L'édito de Kim Figuerola - Spectacle, violence et distorsion visuelle

Le 24 janvier 2024


Le cinéma est un médium qui possède une grande puissance esthétique. De telle sorte que certaines images peuvent nous soustraire à la réalité et nous plonger dans une vision altérée du monde. Loin de la pure reproduction du réel, ces images, partiellement vidées de leur matière première, constituent un univers qui tend vers le spectaculaire. C’est-à-dire, une disjonction du monde, entre la réalité et les représentations de celle-ci. La distorsion visuelle, issue du processus d’esthétisation, semble ainsi parfois être la stratégie trouvée pour atténuer ou sublimer la violence. Alors que le cinéma de fiction adopte fréquemment cette modalité, le documentaire expose habituellement la violence de manière brutale et vériste.

Pourtant, Broken Spectre (2022) de Richard Mosse est une œuvre qui donne à voir une violence à la fois abrupte et esthétisée. Entre reportage et film d’art, cette monumentale installation d’images en mouvement joue d’emblée avec la porosité des genres.

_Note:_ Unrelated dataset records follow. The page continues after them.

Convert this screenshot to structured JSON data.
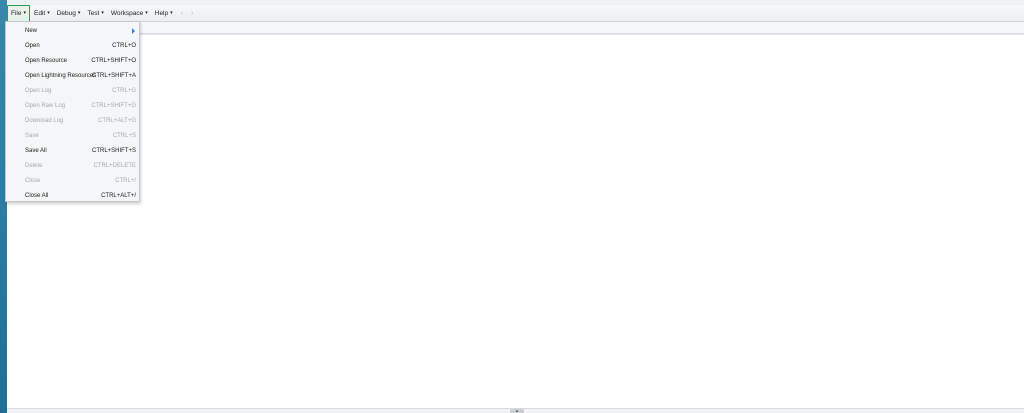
{
  "menubar": {
    "items": [
      {
        "label": "File",
        "caret": "▾",
        "active": true
      },
      {
        "label": "Edit",
        "caret": "▾"
      },
      {
        "label": "Debug",
        "caret": "▾"
      },
      {
        "label": "Test",
        "caret": "▾"
      },
      {
        "label": "Workspace",
        "caret": "▾"
      },
      {
        "label": "Help",
        "caret": "▾"
      }
    ],
    "back_icon": "‹",
    "forward_icon": "›"
  },
  "file_menu": {
    "items": [
      {
        "label": "New",
        "shortcut": "",
        "enabled": true,
        "submenu": true
      },
      {
        "label": "Open",
        "shortcut": "CTRL+O",
        "enabled": true
      },
      {
        "label": "Open Resource",
        "shortcut": "CTRL+SHIFT+O",
        "enabled": true
      },
      {
        "label": "Open Lightning Resources",
        "shortcut": "CTRL+SHIFT+A",
        "enabled": true
      },
      {
        "label": "Open Log",
        "shortcut": "CTRL+G",
        "enabled": false
      },
      {
        "label": "Open Raw Log",
        "shortcut": "CTRL+SHIFT+G",
        "enabled": false
      },
      {
        "label": "Download Log",
        "shortcut": "CTRL+ALT+G",
        "enabled": false
      },
      {
        "label": "Save",
        "shortcut": "CTRL+S",
        "enabled": false
      },
      {
        "label": "Save All",
        "shortcut": "CTRL+SHIFT+S",
        "enabled": true
      },
      {
        "label": "Delete",
        "shortcut": "CTRL+DELETE",
        "enabled": false
      },
      {
        "label": "Close",
        "shortcut": "CTRL+/",
        "enabled": false
      },
      {
        "label": "Close All",
        "shortcut": "CTRL+ALT+/",
        "enabled": true
      }
    ]
  },
  "splitter": {
    "icon": "▲"
  },
  "colors": {
    "active_menu_border": "#2e9a55",
    "submenu_arrow": "#3b7fd6",
    "disabled_text": "#a4a8ad"
  }
}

Profondément ambiguë, elle aspire à éveiller notre conscience sur une urgence écologique: celle de la déforestation massive de l’Amazonie. Démontrant l’enchevêtrement complexe et tragique de ces crimes environnementaux, cet artiste irlandais convoque une iconographie troublante et fascinante. Les images, générées en grande partie par la microscopie ultraviolette et les systèmes d’information géographique d’imagerie multispectrale, procèdent à une esthétisation puissante de la violence. La technologie, altérant donc la réalité, transforme la couleur des paysages brûlés en argile, celle des arbres en rouge sang et celle des plantes en turquoise fluorescent. Mêlant le noir-blanc et la polychromie, ces manipulations filmiques provoquent une distorsion visuelle proche d’une expérience hallucinatoire. Elle occasionne de ce fait une forme d’aliénation de notre perception, redoublée par la fragmentation formelle créée par les quatre écrans. Broken Spectre nous montre une réalité certes tangible, mais l’horreur y est sublimée. Et bien que certaines séquences transcrivent le réel, ce dispositif cinématographique participe à la spectacularisation du monde.

Deux questions se posent dès lors: fallait-il avoir recours à «ce spectacle» pour nous sensibiliser à ces actes de violence et de destruction? Ne possède-il pas, a contrario, une fonction asservissante qui nous empêche de saisir notre monde dans toute sa réalité?